Each house, building, or general structure has at least one load-bearing wall. When it comes to how many load-bearing walls go into a structure, it all depends on the type of support. For example, one type of load-bearing wall support formation is the basic square, where the roof lays on all four walls equally, and taking out just one of them could bring the house down. Another formation is three walls, forming a triangle. This triangle could run through a house or be the house’s structure itself. In fact, there could be just two walls as well, be them parallel to each other, or a very acute triangle, so the absence of a third wall does not hinder any balance. Lastly, there could be higher numbers than just four, but they are too many to list.
There is no real concern of having too many load-bearing walls. Instead, the concern lies in too few. Consequences of the removal of a load-bearing wall include home collapse, room collapse, or minor forms of destruction such as the cracking of wall, floor, and/or ceiling finishings, caved in floors, etc. Numbers may be crucial when it comes to load-bearing walls, but the location is where the crux lies - depending on the location of the wall, damage can either be total and complete, or minimal.
In essence, a load-bearing wall is one that helps to support its host structure, and not simply provide insulation. In other words, a wall that helps hold up the upstairs, the roof, other nearby walls, etc. is a load-bearing wall support, as it is a form of support that bears a load. Generally speaking, many homes have about two of these walls, some four, and others with everything in between and beyond. Because of modern architecture aesthetics, builders purposefully disguise load bearing walls to create a form of symmetry when symmetry is now considered to be an umbrella term for generalized, simple beauty. In the past, these walls would be a bit more obvious so homeowners would not accidentally work on these walls for the sake of remodeling. Generally, these walls have a center beam perpendicular to the floor and floor joints.

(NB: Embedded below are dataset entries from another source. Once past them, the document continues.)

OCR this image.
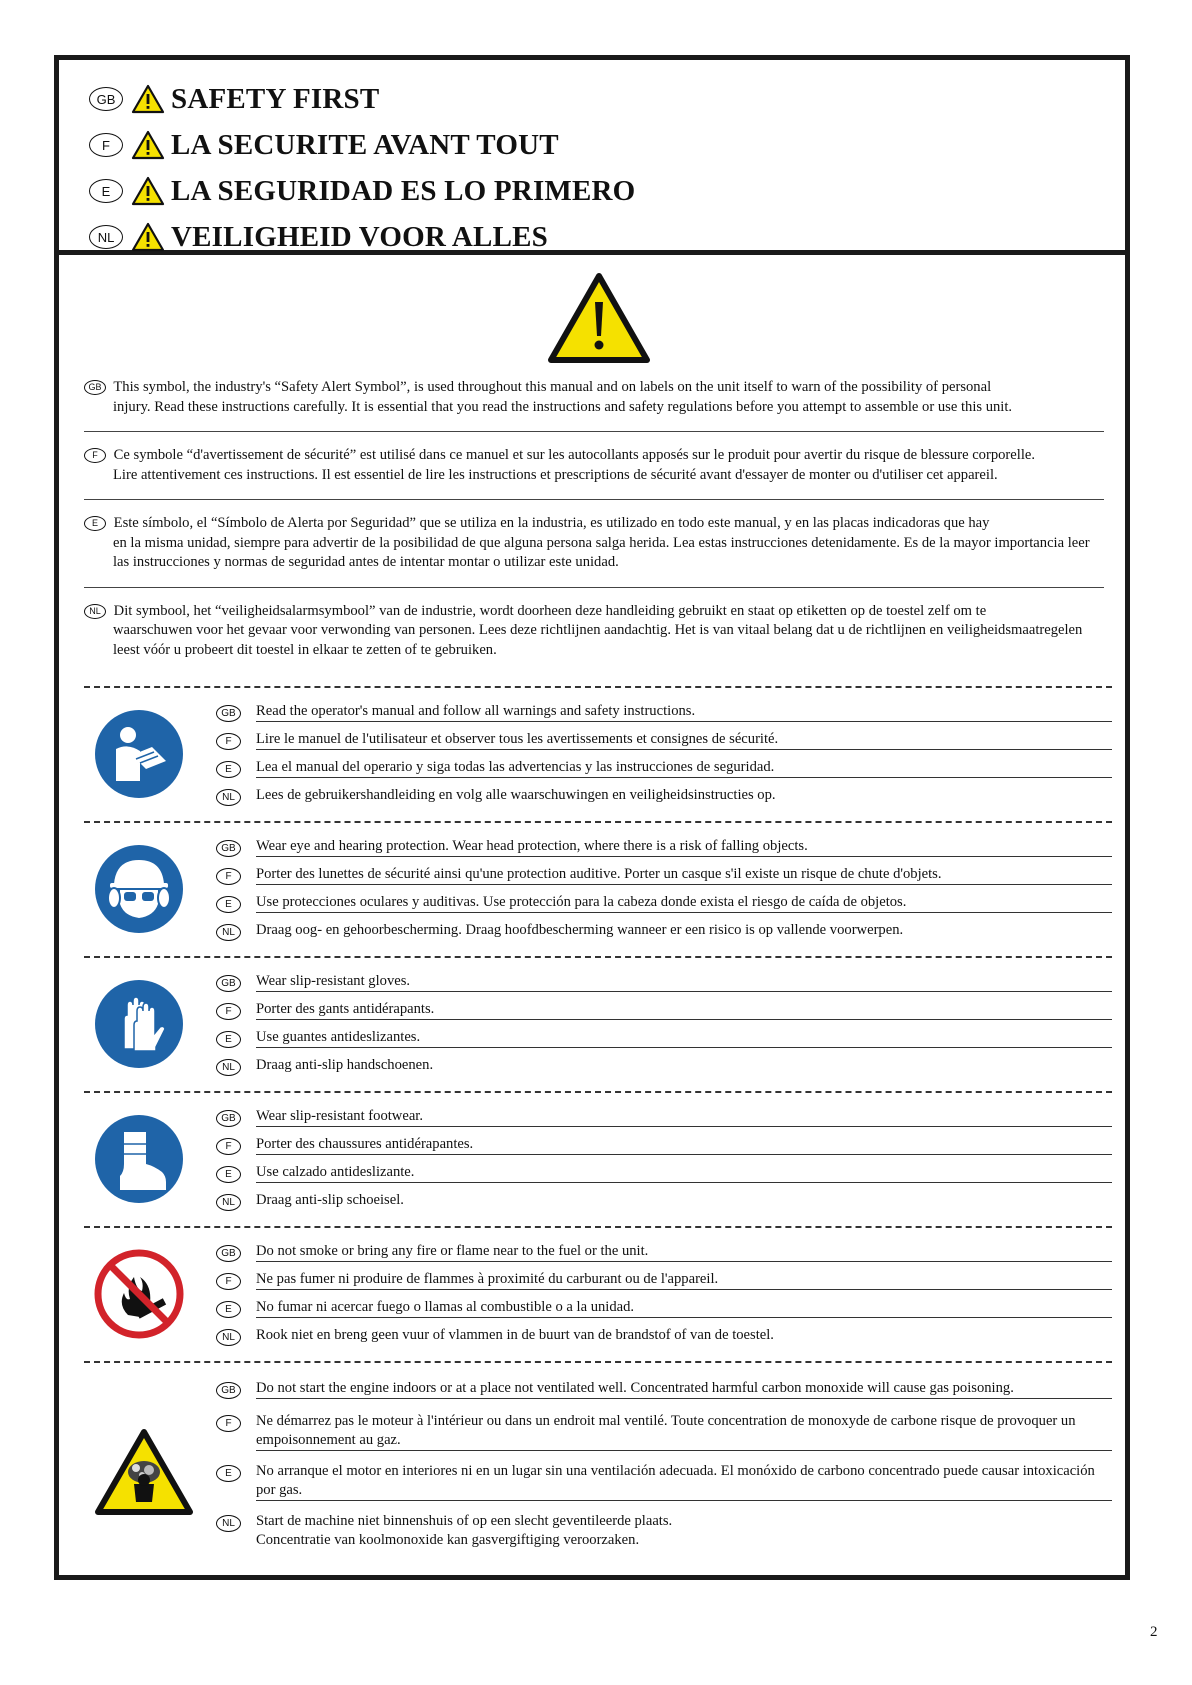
GB SAFETY FIRST
F	LA SECURITE AVANT TOUT
E	LA SEGURIDAD ES LO PRIMERO
NL VEILIGHEID VOOR ALLES
GB This symbol, the industry's “Safety Alert Symbol”, is used throughout this manual and on labels on the unit itself to warn of the possibility of personal
injury. Read these instructions carefully. It is essential that you read the instructions and safety regulations before you attempt to assemble or use this unit.
F Ce symbole “d'avertissement de sécurité” est utilisé dans ce manuel et sur les autocollants apposés sur le produit pour avertir du risque de blessure corporelle.
Lire attentivement ces instructions. Il est essentiel de lire les instructions et prescriptions de sécurité avant d'essayer de monter ou d'utiliser cet appareil.
E Este símbolo, el “Símbolo de Alerta por Seguridad” que se utiliza en la industria, es utilizado en todo este manual, y en las placas indicadoras que hay
en la misma unidad, siempre para advertir de la posibilidad de que alguna persona salga herida. Lea estas instrucciones detenidamente. Es de la mayor importancia leer las instrucciones y normas de seguridad antes de intentar montar o utilizar este unidad.
NL Dit symbool, het “veiligheidsalarmsymbool” van de industrie, wordt doorheen deze handleiding gebruikt en staat op etiketten op de toestel zelf om te
waarschuwen voor het gevaar voor verwonding van personen. Lees deze richtlijnen aandachtig. Het is van vitaal belang dat u de richtlijnen en veiligheidsmaatregelen leest vóór u probeert dit toestel in elkaar te zetten of te gebruiken.
GB	Read the operator's manual and follow all warnings and safety instructions.
F	Lire le manuel de l'utilisateur et observer tous les avertissements et consignes de sécurité.
E	Lea el manual del operario y siga todas las advertencias y las instrucciones de seguridad.
NL	Lees de gebruikershandleiding en volg alle waarschuwingen en veiligheidsinstructies op.
GB	Wear eye and hearing protection. Wear head protection, where there is a risk of falling objects.
F	Porter des lunettes de sécurité ainsi qu'une protection auditive. Porter un casque s'il existe un risque de chute d'objets.
E	Use protecciones oculares y auditivas. Use protección para la cabeza donde exista el riesgo de caída de objetos.
NL	Draag oog- en gehoorbescherming. Draag hoofdbescherming wanneer er een risico is op vallende voorwerpen.
GB	Wear slip-resistant gloves.
F	Porter des gants antidérapants.
E	Use guantes antideslizantes.
NL	Draag anti-slip handschoenen.
GB	Wear slip-resistant footwear.
F	Porter des chaussures antidérapantes.
E	Use calzado antideslizante.
NL	Draag anti-slip schoeisel.
GB	Do not smoke or bring any fire or flame near to the fuel or the unit.
F	Ne pas fumer ni produire de flammes à proximité du carburant ou de l'appareil.
E	No fumar ni acercar fuego o llamas al combustible o a la unidad.
NL	Rook niet en breng geen vuur of vlammen in de buurt van de brandstof of van de toestel.
GB	Do not start the engine indoors or at a place not ventilated well. Concentrated harmful carbon monoxide will cause gas poisoning.
F	Ne démarrez pas le moteur à l'intérieur ou dans un endroit mal ventilé. Toute concentration de monoxyde de carbone risque de provoquer un empoisonnement au gaz.
E	No arranque el motor en interiores ni en un lugar sin una ventilación adecuada. El monóxido de carbono concentrado puede causar intoxicación por gas.
NL	Start de machine niet binnenshuis of op een slecht geventileerde plaats.
Concentratie van koolmonoxide kan gasvergiftiging veroorzaken.
2
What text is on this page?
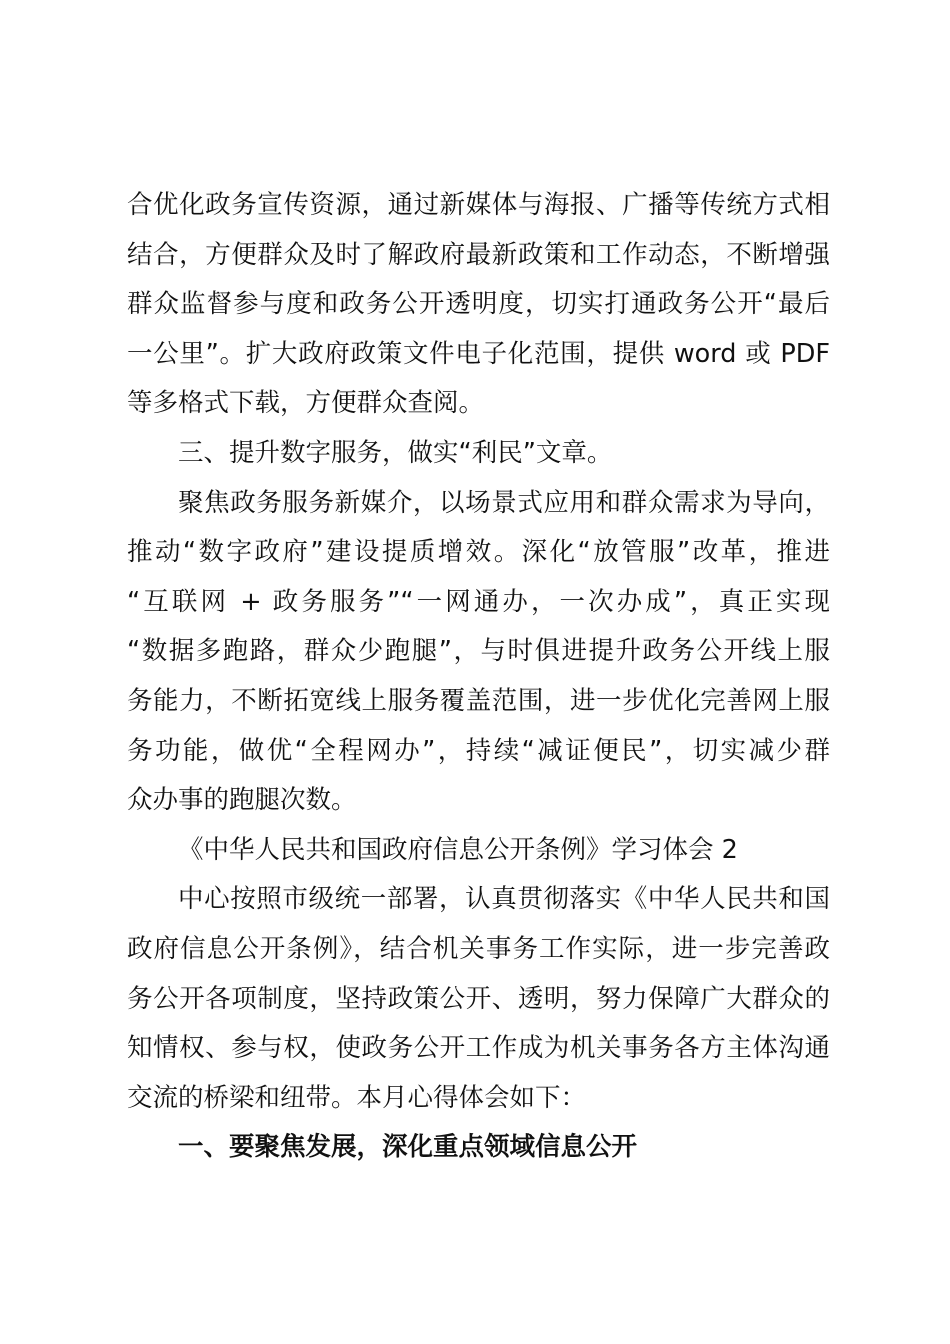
合优化政务宣传资源，通过新媒体与海报、广播等传统方式相
结合，方便群众及时了解政府最新政策和工作动态，不断增强
群众监督参与度和政务公开透明度，切实打通政务公开“最后
一公里”。扩大政府政策文件电子化范围，提供 word 或 PDF
等多格式下载，方便群众查阅。

三、提升数字服务，做实“利民”文章。

聚焦政务服务新媒介，以场景式应用和群众需求为导向，
推动“数字政府”建设提质增效。深化“放管服”改革，推进
“互联网 + 政务服务”“一网通办，一次办成”，真正实现
“数据多跑路，群众少跑腿”，与时俱进提升政务公开线上服
务能力，不断拓宽线上服务覆盖范围，进一步优化完善网上服
务功能，做优“全程网办”，持续“减证便民”，切实减少群
众办事的跑腿次数。

《中华人民共和国政府信息公开条例》学习体会 2

中心按照市级统一部署，认真贯彻落实《中华人民共和国
政府信息公开条例》，结合机关事务工作实际，进一步完善政
务公开各项制度，坚持政策公开、透明，努力保障广大群众的
知情权、参与权，使政务公开工作成为机关事务各方主体沟通
交流的桥梁和纽带。本月心得体会如下：

一、要聚焦发展，深化重点领域信息公开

Consider an outline of a square, and note them as walls. Then, imagine there is a roof on top of the square, pushing onto the walls. If the structure is a perfect square, then the pressure is spread about evenly onto each of the four walls. Now, take one side of the square, or a wall, away - the roof should remain, correct? So, the side that was taken away cannot be considered a load bearing wall. Say another side is taken away - if a wall next to the vacant space is now absent, the roof has a high chance of toppling over, but if the wall on the opposite side is taken away, there is a good chance the roof will stay. So, to keep the roof alive, there are two parallel walls absent, and two that, apparently, are load bearing. Why are the two remaining considered to be load bearing? It is because if either one was taken away, the roof will collapse; structural damage will result from the absence of one of the mentioned walls, so they are load bearing.